Beccah - November 21

Lisa, I also thought that maybe it was me, but his doctor called today and said that he has definately gotten worse over the weekend. Since I left yesterday afternoon, he has continued to have more bradys and spit up/vomit. They had also gone a whole week without stimulating him or giving him oxygen, but he told me that just this morning, he stopped breathing and turned blue and needed oxygen. We are getting a surgeon to take a look at him today or tomorrow, and he will have gastrointestinal surgery sometime next week. As I said in my webpage, reflux is normal in preemies and sometimes, surgery is a last option, but I'm happy that something is being done about it. I'm not too worried about him getting surgery, he's not going to remember it anyway, and he will be in a lot less pain in the long run.
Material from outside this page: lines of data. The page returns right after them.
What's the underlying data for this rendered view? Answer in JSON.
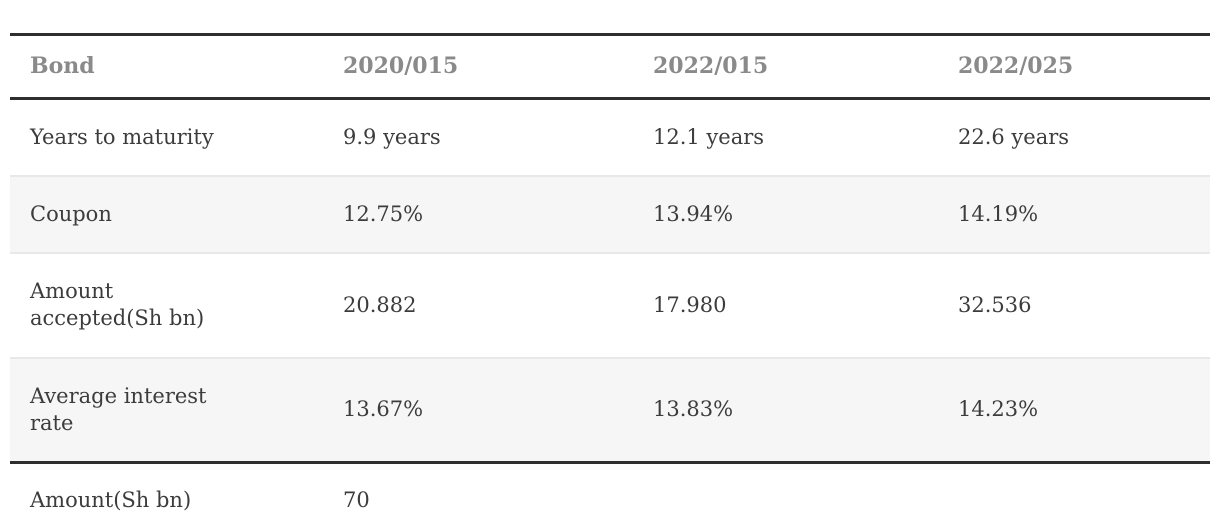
{
  "chart_data": {
    "type": "table",
    "columns": [
      "Bond",
      "2020/015",
      "2022/015",
      "2022/025"
    ],
    "rows": [
      {
        "label": "Years to maturity",
        "values": [
          "9.9 years",
          "12.1 years",
          "22.6 years"
        ]
      },
      {
        "label": "Coupon",
        "values": [
          "12.75%",
          "13.94%",
          "14.19%"
        ]
      },
      {
        "label": "Amount accepted(Sh bn)",
        "values": [
          "20.882",
          "17.980",
          "32.536"
        ]
      },
      {
        "label": "Average interest rate",
        "values": [
          "13.67%",
          "13.83%",
          "14.23%"
        ]
      },
      {
        "label": "Amount(Sh bn)",
        "values": [
          "70",
          "",
          ""
        ]
      }
    ],
    "layout": {
      "legend": "none",
      "grid": "horizontal-rules",
      "zebra_striped_row_labels": [
        "Coupon",
        "Average interest rate"
      ],
      "thick_rules": [
        "above header",
        "below header",
        "above Amount(Sh bn) row",
        "table bottom"
      ]
    }
  },
  "colors": {
    "header_text": "#8a8a8a",
    "body_text": "#3c3c3c",
    "thick_rule": "#2e2e2e",
    "thin_rule": "#e8e8e8",
    "zebra_row_bg": "#f6f6f6",
    "background": "#ffffff"
  }
}
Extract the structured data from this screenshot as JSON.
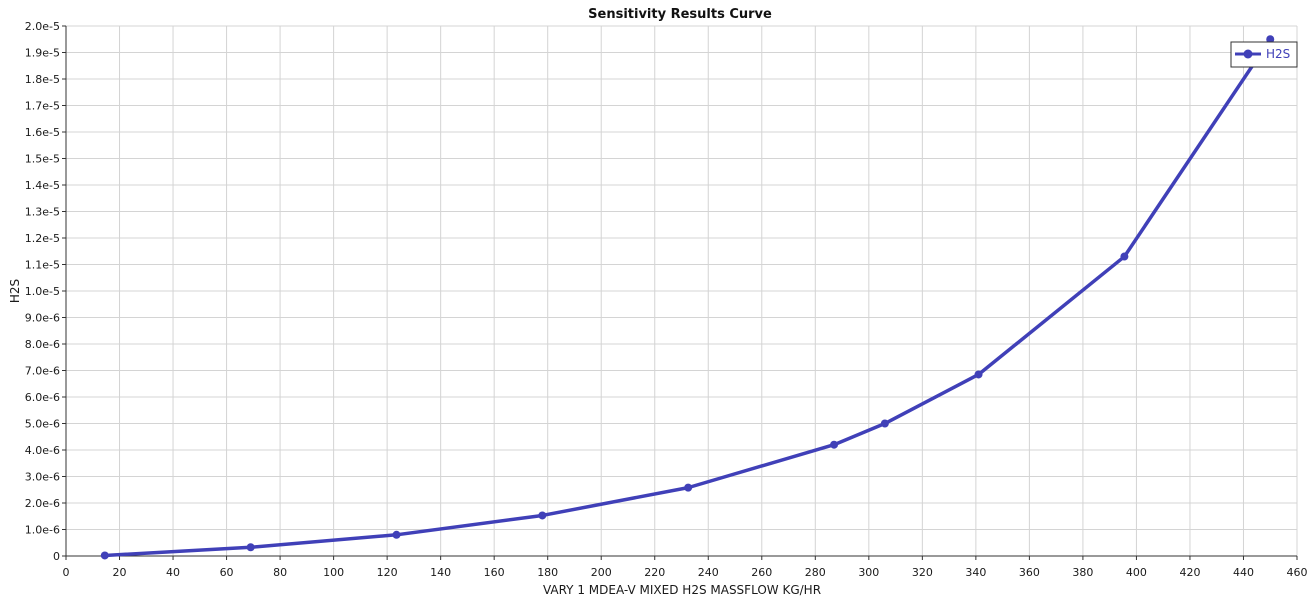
{
  "chart_data": {
    "type": "line",
    "title": "Sensitivity Results Curve",
    "xlabel": "VARY   1 MDEA-V MIXED H2S MASSFLOW KG/HR",
    "ylabel": "H2S",
    "xlim": [
      0,
      460
    ],
    "ylim": [
      0,
      2e-05
    ],
    "xticks": [
      "0",
      "20",
      "40",
      "60",
      "80",
      "100",
      "120",
      "140",
      "160",
      "180",
      "200",
      "220",
      "240",
      "260",
      "280",
      "300",
      "320",
      "340",
      "360",
      "380",
      "400",
      "420",
      "440",
      "460"
    ],
    "yticks": [
      "0",
      "1.0e-6",
      "2.0e-6",
      "3.0e-6",
      "4.0e-6",
      "5.0e-6",
      "6.0e-6",
      "7.0e-6",
      "8.0e-6",
      "9.0e-6",
      "1.0e-5",
      "1.1e-5",
      "1.2e-5",
      "1.3e-5",
      "1.4e-5",
      "1.5e-5",
      "1.6e-5",
      "1.7e-5",
      "1.8e-5",
      "1.9e-5",
      "2.0e-5"
    ],
    "grid": true,
    "legend_position": "top-right",
    "series": [
      {
        "name": "H2S",
        "color": "#4040b8",
        "x": [
          14.5,
          69,
          123.5,
          178,
          232.5,
          287,
          306,
          341,
          395.5,
          450
        ],
        "y": [
          2e-08,
          3.3e-07,
          8e-07,
          1.53e-06,
          2.58e-06,
          4.2e-06,
          5e-06,
          6.85e-06,
          1.13e-05,
          1.95e-05
        ]
      }
    ]
  }
}
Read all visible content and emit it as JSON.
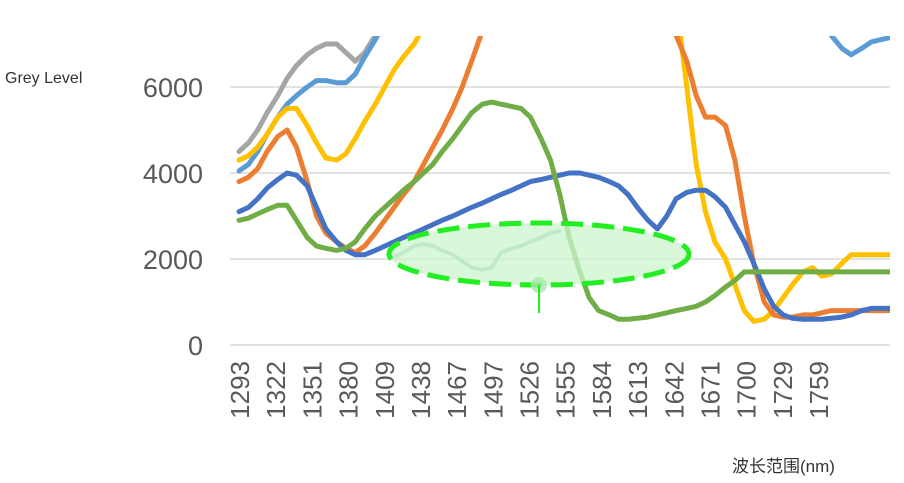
{
  "chart_data": {
    "type": "line",
    "title": "",
    "ylabel": "Grey Level",
    "xlabel": "波长范围(nm)",
    "ylim": [
      0,
      7000
    ],
    "yticks": [
      0,
      2000,
      4000,
      6000
    ],
    "xticks": [
      "1293",
      "1322",
      "1351",
      "1380",
      "1409",
      "1438",
      "1467",
      "1497",
      "1526",
      "1555",
      "1584",
      "1613",
      "1642",
      "1671",
      "1700",
      "1729",
      "1759"
    ],
    "x": [
      1293,
      1300,
      1307,
      1314,
      1322,
      1329,
      1336,
      1344,
      1351,
      1358,
      1366,
      1373,
      1380,
      1387,
      1395,
      1402,
      1409,
      1416,
      1424,
      1431,
      1438,
      1445,
      1453,
      1460,
      1467,
      1475,
      1482,
      1489,
      1497,
      1504,
      1511,
      1519,
      1526,
      1533,
      1540,
      1548,
      1555,
      1562,
      1570,
      1577,
      1584,
      1591,
      1599,
      1606,
      1613,
      1620,
      1628,
      1635,
      1642,
      1649,
      1657,
      1664,
      1671,
      1678,
      1686,
      1693,
      1700,
      1707,
      1715,
      1722,
      1729,
      1736,
      1744,
      1751,
      1759,
      1766,
      1773,
      1780
    ],
    "grid": "horizontal",
    "colors": {
      "grid": "#d9d9d9",
      "ellipse_stroke": "#22ee22",
      "ellipse_fill": "#ccf5cc"
    },
    "series": [
      {
        "color": "#a5a5a5",
        "values": [
          4500,
          4700,
          5000,
          5400,
          5800,
          6200,
          6500,
          6750,
          6900,
          7000,
          7000,
          6800,
          6600,
          6800,
          7200,
          7500,
          7800,
          8000,
          8000,
          8000,
          8000,
          8000,
          8000,
          8000,
          8000,
          8000,
          8000,
          8000,
          8000,
          8000,
          8000,
          8000,
          8000,
          8000,
          8000,
          8000,
          8000,
          8000,
          8000,
          8000,
          8000,
          8000,
          8000,
          8000,
          8000,
          8000,
          8000,
          8000,
          8000,
          8000,
          8000,
          8000,
          8000,
          8000,
          8000,
          8000,
          8000,
          8000,
          8000,
          8000,
          8000,
          8000,
          8000,
          8000,
          8000,
          8000,
          8000,
          8000
        ]
      },
      {
        "color": "#5b9bd5",
        "values": [
          4050,
          4200,
          4500,
          4900,
          5300,
          5600,
          5800,
          6000,
          6150,
          6150,
          6100,
          6100,
          6300,
          6700,
          7100,
          7500,
          7800,
          8000,
          8000,
          8000,
          8000,
          8000,
          8000,
          8000,
          8000,
          8000,
          8000,
          8000,
          8000,
          8000,
          8000,
          8000,
          8000,
          8000,
          8000,
          8000,
          8000,
          8000,
          8000,
          8000,
          8000,
          8000,
          8000,
          8000,
          8000,
          8000,
          8000,
          8000,
          8000,
          8000,
          8000,
          8000,
          8000,
          8000,
          8000,
          8000,
          8000,
          8000,
          8000,
          8000,
          8000,
          7200,
          6900,
          6750,
          6900,
          7050,
          7100,
          7150
        ]
      },
      {
        "color": "#ffc000",
        "values": [
          4300,
          4400,
          4600,
          4900,
          5300,
          5500,
          5500,
          5100,
          4700,
          4350,
          4300,
          4450,
          4800,
          5200,
          5600,
          6000,
          6400,
          6700,
          7000,
          7400,
          7800,
          8000,
          8000,
          8000,
          8000,
          8000,
          8000,
          8000,
          8000,
          8000,
          8000,
          8000,
          8000,
          8000,
          8000,
          8000,
          8000,
          8000,
          8000,
          8000,
          8000,
          8000,
          8000,
          8000,
          8000,
          8000,
          6000,
          4200,
          3100,
          2400,
          2000,
          1400,
          800,
          550,
          600,
          800,
          1100,
          1400,
          1700,
          1800,
          1600,
          1650,
          1900,
          2100,
          2100,
          2100,
          2100,
          2100
        ]
      },
      {
        "color": "#ed7d31",
        "values": [
          3800,
          3900,
          4100,
          4500,
          4850,
          5000,
          4600,
          3800,
          3000,
          2600,
          2400,
          2250,
          2150,
          2300,
          2600,
          2900,
          3200,
          3500,
          3800,
          4200,
          4600,
          5000,
          5500,
          6000,
          6600,
          7300,
          8000,
          8000,
          8000,
          8000,
          8000,
          8000,
          8000,
          8000,
          8000,
          8000,
          8000,
          8000,
          8000,
          8000,
          8000,
          8000,
          8000,
          8000,
          8000,
          7200,
          6600,
          5800,
          5300,
          5300,
          5100,
          4300,
          3000,
          1900,
          1000,
          700,
          650,
          650,
          700,
          700,
          750,
          800,
          800,
          800,
          800,
          800,
          800,
          800
        ]
      },
      {
        "color": "#4472c4",
        "values": [
          3100,
          3200,
          3400,
          3650,
          3850,
          4000,
          3950,
          3700,
          3200,
          2700,
          2400,
          2200,
          2100,
          2100,
          2200,
          2300,
          2400,
          2500,
          2600,
          2700,
          2800,
          2900,
          3000,
          3100,
          3200,
          3300,
          3400,
          3500,
          3600,
          3700,
          3800,
          3850,
          3900,
          3950,
          4000,
          4000,
          3950,
          3900,
          3800,
          3700,
          3500,
          3200,
          2900,
          2700,
          3000,
          3400,
          3550,
          3600,
          3600,
          3450,
          3200,
          2800,
          2400,
          1900,
          1300,
          900,
          700,
          620,
          600,
          600,
          600,
          620,
          650,
          700,
          800,
          850,
          850,
          850
        ]
      },
      {
        "color": "#70ad47",
        "values": [
          2900,
          2950,
          3050,
          3150,
          3250,
          3250,
          2900,
          2500,
          2300,
          2250,
          2200,
          2250,
          2400,
          2700,
          3000,
          3200,
          3400,
          3600,
          3800,
          4000,
          4200,
          4500,
          4800,
          5100,
          5400,
          5600,
          5650,
          5600,
          5550,
          5500,
          5300,
          4800,
          4300,
          3500,
          2500,
          1700,
          1100,
          800,
          700,
          600,
          600,
          620,
          650,
          700,
          750,
          800,
          850,
          900,
          1000,
          1150,
          1350,
          1500,
          1700,
          1700,
          1700,
          1700,
          1700,
          1700,
          1700,
          1700,
          1700,
          1700,
          1700,
          1700,
          1700,
          1700,
          1700,
          1700
        ]
      },
      {
        "color": "#9dc3c6",
        "values": [
          null,
          null,
          null,
          null,
          null,
          null,
          null,
          null,
          null,
          null,
          null,
          null,
          null,
          null,
          null,
          null,
          2050,
          2150,
          2300,
          2350,
          2300,
          2200,
          2100,
          1950,
          1800,
          1750,
          1800,
          2150,
          2250,
          2300,
          2400,
          2500,
          2600,
          2650,
          null,
          null,
          null,
          null,
          null,
          null,
          null,
          null,
          null,
          null,
          null,
          null,
          null,
          null,
          null,
          null,
          null,
          null,
          null,
          null,
          null,
          null,
          null,
          null,
          null,
          null,
          null,
          null,
          null,
          null,
          null,
          null,
          null,
          null
        ]
      }
    ]
  }
}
I just wish someone told me how bad he really was without sugar coating anything! He really is a special baby, hardly ever cries, (which is amazing b/c reflux babies are supposed to be inconsolable). I'm not stressed out because I know that it wasn't me, his condition happened to have a turn for the worse this weekend... and I am thankful that I didn't take him home early or else I would have lost him by now. Everything works out for the best.

 

Jbear - November 21

I'm glad you've found some peace with the situation. You're right that he won't remember the surgery, and babies heal really fast. My oldest daughter had surgery for inguinal hernias at 3 months (another preemie problem, sometimes) and healed unbeliveably fast, with no scars.

 

Beccah - November 21

Thanks, that is very encouraging, JBear. We are lucky in so many ways, it's easy to look at the bright side of things. He has a condition, and there ARE things we can do to help him. Can you imagine if we were in a 3rd world country and didn't have the resources to help him? Or if we weren't on medicaid? Gosh the potential problems are endless, but we are so lucky.

 

Jbear - November 21

I know what you mean. When my daughter had to have her surgery, I was so thankful for medicaid...it let me focus on her recovery rather than on bills.

 

kim - November 21

My prayers are with you and your little one ! Happy Thanksgiving ! May God watch over your baby Bradyn .

 

Beccah - November 21

Thanks Kim :-) Happy holidays to you and your family!